Михи была самой близкой подругой Гити и всегда соглашалась с ней. Теперь она тоже сказала:

— Да, он, правда, боягуз, все стерпит!

— Уйдем от него, слишком он слабохарактерный! — сказали Михи и Гити в один голос и сели с Флорианом и Антоном к столу делать бумажные самолётики.

— Может, поиграем с моей куклой? — предложила Кити Конраду.

— С радостью, но покажите мне, как с ней играть? — ответил Конрад. — Я умею только строить железную дорогу из кубиков и разглядывать картинки в книжке.

Кити достала новую куклу, игрушечную коляску и распаковала игрушечный сервиз, который ей подарил Конрад. Потом убрала уголок в гостиной, прикатила туда коляску с куклой, выставила на маленький столик сервиз и начала делать вид, словно наливает кофе в чашки из кофейника.

— Ты отец, я мать, а в коляске наш ребенок, — пояснила она Конраду. — Понимаешь?

Конрад сразу понял игру.

— Я аптекарь Эгон, а ты госпожа Бартолотти.

Кити кивнула. Скоро Конрад увлекся игрой. А Кити призналась ему, что ей ни с кем еще не было так приятно играть «дочки-матери», как с ним. Правда, им каждые две-три минуты мешал Антон. Он продолжал сидеть за столом с Флорианом и девочками, грыз орехи и швырял в Конрада или в Кити скорлупками. И каждый раз выкрикивал:

— Берегись!

Конрад в растерянности глянул на Кити и спросил:

— Ты тоже хочешь, чтобы я съездил ему в ухо!

— Только если тебе самому очень хочется съездить ему, — ответила Кити.

Конрада успокоил её ответ.

— Мы сделаем просто, — предложила Кити. — Играем дальше. А игра у нас будет такая: теперь жаркое лето, мы в селе, а там много мух. Как прилетит скорлупа, то это будет муха.

Конрад согласился, и каждый раз, когда в них летела скорлупка, они с Кити выкрикивали:

— О, снова муха! Сколько в этом году мух! — И хохотали.

Антона это так сердило, что он собрался идти домой. На прощание он снова крикнул:

— Берегись!

Теперь он уже угрожал не только Конраду, но и Кити. Он решил больше не любить её.

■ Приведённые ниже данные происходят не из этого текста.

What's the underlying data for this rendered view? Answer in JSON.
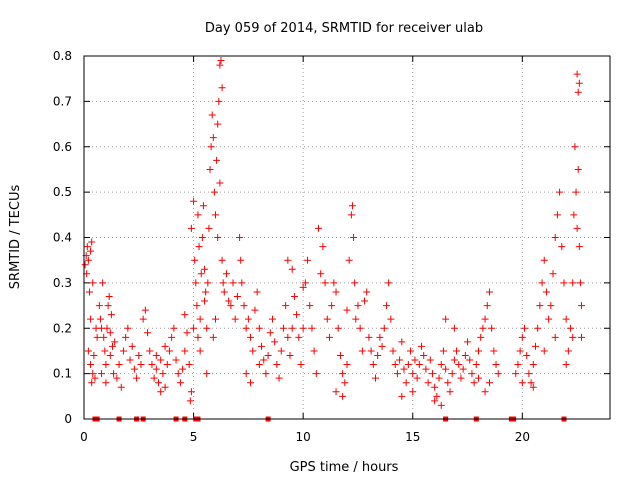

В шесть в гостиную зашла госпожа Рузика, включила телевизор и сказала, что день рождения закончился. Кити проводила своих гостей до дверей. На прощание Михи и Гити спросили её:

— Скажи, Кити, что тебе нравится в этом боягузе?

А Флориан сказал:

— Праздник был скучный. И все из-за этого придурковатого недомерка. И снова ударил Конрада в живот. Теперь он был уже полностью уверен, что тот не даст ему сдачи. Но он не принял в расчет Кити.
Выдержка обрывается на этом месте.